BRINGING INTELLIGENCE TO MEDICAL DEVICES AND MACHINES
Smart devices are taking over the consumer environment, offering everything from real-time video from the inside of a refrigerator to cars that can detect when the driver is distracted.
ADVANCING THE USE OF IMMUNOTHERAPY FOR CANCER TREATMENT
Immunotherapy is one of the most promising avenues for treating cancer. By using the body’s immune system to attack malignancies, patients may be able to beat stubborn tumors. However, only a small number of patients respond to current immunotherapy options, and oncologists still do not have a precise and reliable method for identifying which patients will benefit from this option.

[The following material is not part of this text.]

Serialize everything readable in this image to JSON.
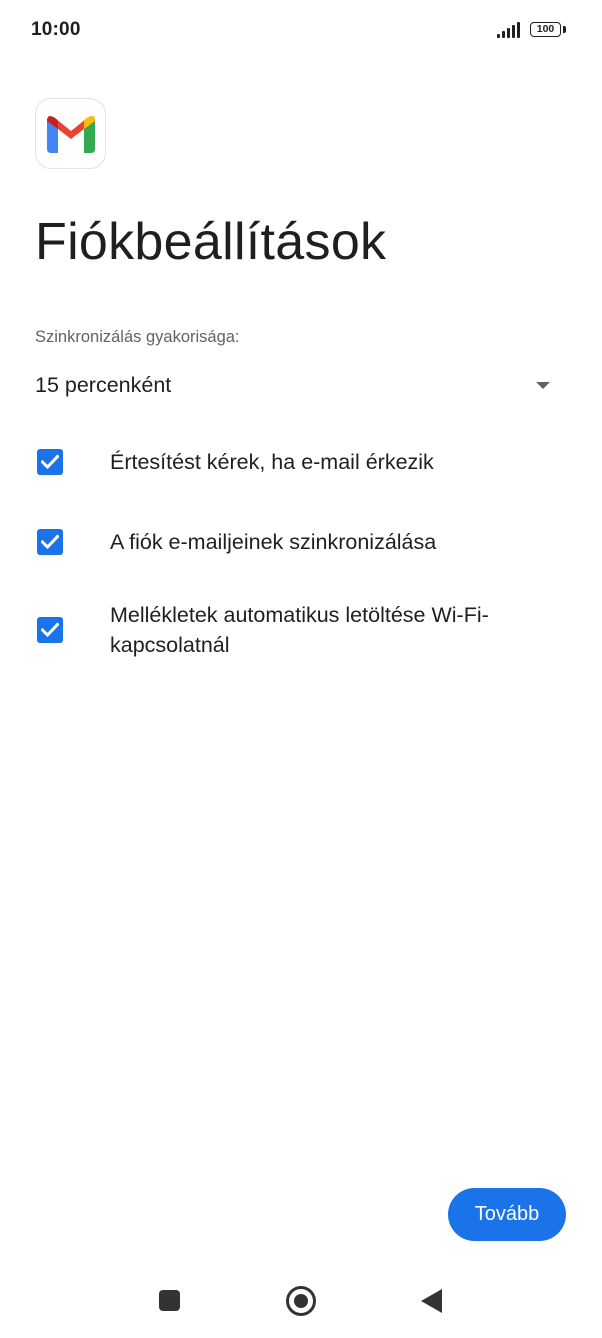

TURNING THE ELECTRONIC HEALTH RECORD INTO A RELIABLE RISK PREDICTOR
EHRs are a goldmine of patient data, but extracting and analyzing that wealth of information in an accurate, timely, and reliable manner has been a continual challenge for providers and developers.
REVOLUTIONIZING CLINICAL DECISION MAKING WITH ARTIFICIAL INTELLIGENCE AT THE BEDSIDE
As the healthcare industry shifts away from fee-for-service, so too are it moving further and further from reactive care. Getting ahead of chronic diseases, costly acute events, and sudden deterioration is the goal of every provider – and reimbursement structures are finally allowing them to develop the processes that will enable proactive predictive interventions.
Conclusion
Artificial Intelligence is improving the healthcare industry. From predictive medical care and more accurate diagnosis to motivating the patients to take care of their health, AI will certainly continue enhancing the patient experience and healthcare expertise in general.